Amazon Data Firehose example - Amazon Athena

Amazon Data Firehose example

When you use Firehose to deliver data to Amazon S3, the default configuration writes objects with keys that look like the following example:

s3://amzn-s3-demo-bucket/prefix/yyyy/MM/dd/HH/file.extension

To create an Athena table that finds the partitions automatically at query time, instead of having to add them to the AWS Glue Data Catalog as new data arrives, you can use partition projection.

The following CREATE TABLE example uses the default Firehose configuration.

CREATE EXTERNAL TABLE my_ingested_data ( ... ) ... PARTITIONED BY ( datehour STRING ) LOCATION "s3://amzn-s3-demo-bucket/prefix/" TBLPROPERTIES ( "projection.enabled" = "true", "projection.datehour.type" = "date", "projection.datehour.format" = "yyyy/MM/dd/HH", "projection.datehour.range" = "2021/01/01/00,NOW", "projection.datehour.interval" = "1", "projection.datehour.interval.unit" = "HOURS", "storage.location.template" = "s3://amzn-s3-demo-bucket/prefix/${datehour}/" )

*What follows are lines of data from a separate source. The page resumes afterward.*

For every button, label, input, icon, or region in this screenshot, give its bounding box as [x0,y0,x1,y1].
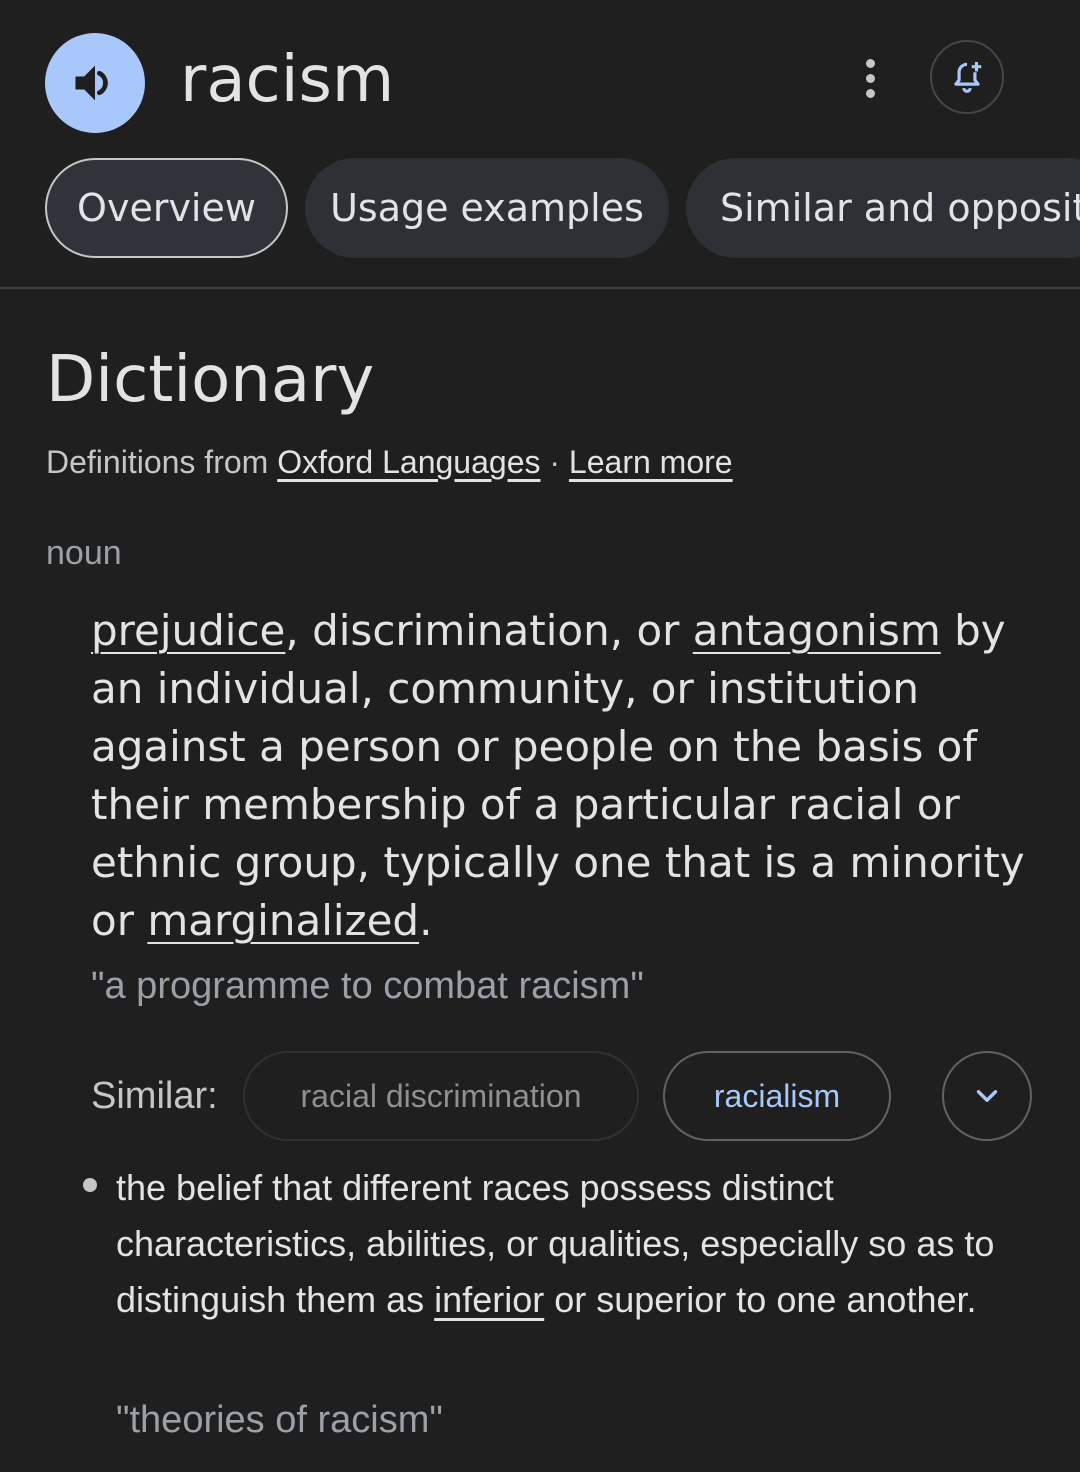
tab-similar-and-opposite[interactable]: Similar and opposite [686,158,1080,258]
section-title: Dictionary [46,343,375,417]
inferior-link[interactable]: inferior [434,1279,544,1320]
more-options-button[interactable] [850,52,890,104]
search-word: racism [180,43,395,117]
definition-text: or superior to one another. [544,1279,977,1320]
more-vert-icon [865,58,875,68]
divider [0,287,1080,289]
antagonism-link[interactable]: antagonism [693,606,941,655]
definition-2: the belief that different races possess … [116,1160,1046,1328]
definition-1: prejudice, discrimination, or antagonism… [91,602,1031,950]
definition-text: , discrimination, or [285,606,693,655]
learn-more-link[interactable]: Learn more [569,444,733,480]
definition-text: by an individual, community, or institut… [91,606,1025,945]
similar-chip-racial-discrimination: racial discrimination [243,1051,639,1141]
expand-similar-button[interactable] [942,1051,1032,1141]
definitions-source: Definitions from Oxford Languages · Lear… [46,442,733,482]
tab-usage-examples[interactable]: Usage examples [305,158,669,258]
pronunciation-button[interactable] [45,33,145,133]
definition-text: . [419,896,433,945]
usage-example-2: "theories of racism" [116,1399,443,1441]
oxford-languages-link[interactable]: Oxford Languages [277,444,540,480]
tab-overview[interactable]: Overview [45,158,288,258]
prejudice-link[interactable]: prejudice [91,606,285,655]
add-alert-button[interactable] [930,40,1004,114]
separator: · [549,444,561,480]
volume-up-icon [75,65,108,101]
marginalized-link[interactable]: marginalized [147,896,419,945]
part-of-speech: noun [46,534,122,572]
similar-chip-racialism[interactable]: racialism [663,1051,891,1141]
source-prefix: Definitions from [46,444,269,480]
similar-label: Similar: [91,1075,218,1117]
add-alert-icon [954,61,982,93]
bullet-icon [83,1178,97,1192]
usage-example-1: "a programme to combat racism" [91,965,644,1007]
chevron-down-icon [976,1090,998,1102]
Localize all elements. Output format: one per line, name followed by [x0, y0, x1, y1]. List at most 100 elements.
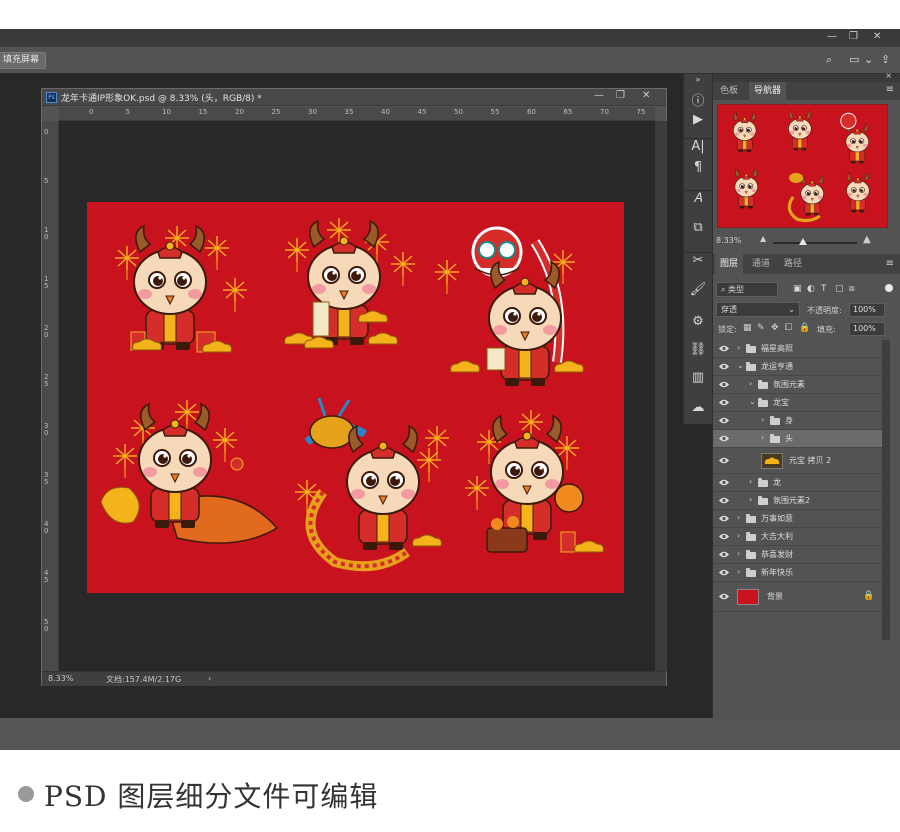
zoom-slider-knob[interactable] — [799, 238, 807, 245]
visibility-eye-icon[interactable] — [719, 457, 729, 464]
opacity-input[interactable]: 100% — [849, 303, 885, 317]
filter-smart-icon[interactable]: ⧈ — [849, 284, 855, 294]
horizontal-ruler[interactable]: 0 5 10 15 20 25 30 35 40 45 50 55 60 65 70 75 — [59, 107, 655, 121]
layer-row[interactable]: › 龙 — [713, 474, 882, 492]
chevron-down-icon[interactable]: ⌄ — [737, 361, 744, 370]
workspace-icon[interactable]: ▭ — [849, 53, 859, 66]
visibility-eye-icon[interactable] — [719, 479, 729, 486]
layer-row[interactable]: › 恭喜发财 — [713, 546, 882, 564]
play-icon[interactable]: ▶ — [684, 112, 712, 127]
visibility-eye-icon[interactable] — [719, 417, 729, 424]
tab-layers[interactable]: 图层 — [715, 254, 744, 274]
clone-source-icon[interactable]: ⛓ — [684, 342, 712, 357]
tab-navigator[interactable]: 导航器 — [749, 82, 787, 100]
chevron-right-icon[interactable]: › — [737, 567, 740, 576]
zoom-in-icon[interactable]: ▲ — [863, 234, 871, 245]
visibility-eye-icon[interactable] — [719, 533, 729, 540]
layer-row[interactable]: › 氛围元素 — [713, 376, 882, 394]
layer-row[interactable]: › 头 — [713, 430, 882, 448]
restore-icon[interactable]: ❐ — [849, 31, 858, 42]
paragraph-icon[interactable]: ¶ — [684, 160, 712, 175]
doc-restore-icon[interactable]: ❐ — [616, 90, 625, 101]
document-tab[interactable]: Ps 龙年卡通IP形象OK.psd @ 8.33% (头，RGB/8) * — … — [42, 89, 666, 106]
canvas-area[interactable] — [59, 121, 655, 671]
chevron-right-icon[interactable]: › — [737, 549, 740, 558]
filter-adjust-icon[interactable]: ◐ — [807, 284, 815, 294]
fill-input[interactable]: 100% — [849, 322, 885, 336]
layer-row[interactable]: › 大吉大利 — [713, 528, 882, 546]
visibility-eye-icon[interactable] — [719, 363, 729, 370]
filter-type-icon[interactable]: T — [821, 284, 827, 294]
chevron-right-icon[interactable]: › — [737, 513, 740, 522]
navigator-menu-icon[interactable]: ≡ — [886, 84, 894, 95]
layers-menu-icon[interactable]: ≡ — [886, 258, 894, 269]
adjustments-icon[interactable]: ⚙ — [684, 314, 712, 329]
layer-row[interactable]: ⌄ 龙运亨通 — [713, 358, 882, 376]
status-menu-arrow-icon[interactable]: › — [208, 674, 211, 683]
chevron-right-icon[interactable]: › — [749, 495, 752, 504]
layer-row[interactable]: › 身 — [713, 412, 882, 430]
blend-mode-select[interactable]: 穿透 ⌄ — [716, 302, 800, 317]
tab-paths[interactable]: 路径 — [779, 254, 807, 274]
search-icon[interactable]: ⌕ — [826, 53, 832, 67]
vertical-ruler[interactable]: 0 5 1 0 1 5 2 0 2 5 3 0 3 5 4 0 4 5 5 0 — [42, 121, 59, 671]
lock-artboard-icon[interactable]: ⧠ — [785, 323, 792, 333]
layer-row[interactable]: ⌄ 龙宝 — [713, 394, 882, 412]
lock-image-icon[interactable]: ✎ — [757, 323, 765, 333]
zoom-out-icon[interactable]: ▲ — [760, 234, 766, 243]
lock-transparency-icon[interactable]: ▦ — [743, 323, 752, 333]
artboard[interactable] — [87, 202, 624, 593]
collapse-icon[interactable]: » — [684, 75, 712, 84]
filter-kind-select[interactable]: ⌕ 类型 — [716, 282, 778, 297]
layer-row[interactable]: 背景 🔒 — [713, 582, 882, 612]
visibility-eye-icon[interactable] — [719, 497, 729, 504]
libraries-icon[interactable]: ☁ — [684, 400, 712, 415]
visibility-eye-icon[interactable] — [719, 515, 729, 522]
layer-row[interactable]: › 万事如意 — [713, 510, 882, 528]
lock-all-icon[interactable]: 🔒 — [799, 323, 810, 333]
visibility-eye-icon[interactable] — [719, 435, 729, 442]
chevron-right-icon[interactable]: › — [749, 477, 752, 486]
layer-row[interactable]: › 氛围元素2 — [713, 492, 882, 510]
navigator-zoom-value[interactable]: 8.33% — [716, 236, 741, 245]
status-zoom[interactable]: 8.33% — [48, 674, 73, 683]
vertical-scrollbar[interactable] — [655, 121, 667, 671]
filter-pixel-icon[interactable]: ▣ — [793, 284, 802, 294]
visibility-eye-icon[interactable] — [719, 381, 729, 388]
filter-shape-icon[interactable]: ▢ — [835, 284, 844, 294]
zoom-slider[interactable] — [773, 242, 857, 244]
visibility-eye-icon[interactable] — [719, 345, 729, 352]
doc-close-icon[interactable]: ✕ — [642, 90, 650, 101]
close-panels-icon[interactable]: × — [885, 71, 892, 80]
chevron-right-icon[interactable]: › — [737, 343, 740, 352]
layer-row[interactable]: › 福星高照 — [713, 340, 882, 358]
chevron-right-icon[interactable]: › — [749, 379, 752, 388]
visibility-eye-icon[interactable] — [719, 593, 729, 600]
character-icon[interactable]: A| — [684, 138, 712, 154]
visibility-eye-icon[interactable] — [719, 399, 729, 406]
info-icon[interactable]: ⓘ — [684, 90, 712, 109]
brush-icon[interactable]: 🖌 — [684, 282, 712, 297]
layer-comps-icon[interactable]: ⧉ — [684, 220, 712, 235]
chevron-right-icon[interactable]: › — [761, 433, 764, 442]
close-icon[interactable]: ✕ — [873, 31, 881, 42]
histogram-icon[interactable]: ▥ — [684, 370, 712, 385]
share-icon[interactable]: ⇪ — [881, 53, 890, 66]
tool-presets-icon[interactable]: ✂ — [684, 252, 712, 268]
visibility-eye-icon[interactable] — [719, 551, 729, 558]
chevron-right-icon[interactable]: › — [761, 415, 764, 424]
chevron-down-icon[interactable]: ⌄ — [749, 397, 756, 406]
layer-row[interactable]: › 新年快乐 — [713, 564, 882, 582]
tab-channels[interactable]: 通道 — [747, 254, 775, 274]
visibility-eye-icon[interactable] — [719, 569, 729, 576]
navigator-thumbnail[interactable] — [717, 104, 888, 228]
lock-position-icon[interactable]: ✥ — [771, 323, 779, 333]
tab-swatches[interactable]: 色板 — [715, 82, 743, 100]
minimize-icon[interactable]: — — [827, 31, 837, 42]
chevron-down-icon[interactable]: ⌄ — [864, 53, 873, 66]
doc-minimize-icon[interactable]: — — [594, 90, 604, 101]
fill-screen-button[interactable]: 填充屏幕 — [0, 52, 47, 69]
filter-toggle[interactable] — [885, 284, 893, 292]
glyphs-icon[interactable]: 𝐴 — [684, 190, 712, 206]
layer-row[interactable]: 元宝 拷贝 2 — [713, 448, 882, 474]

The TBLPROPERTIES clause in the CREATE TABLE statement tells Athena the following:

  • Use partition projection when querying the table

  • The partition key datehour is of type date (which includes an optional time)

  • How the dates are formatted

  • The range of date times. Note that the values must be separated by a comma, not a hyphen.

  • Where to find the data on Amazon S3.

When you query the table, Athena calculates the values for datehour and uses the storage location template to generate a list of partition locations.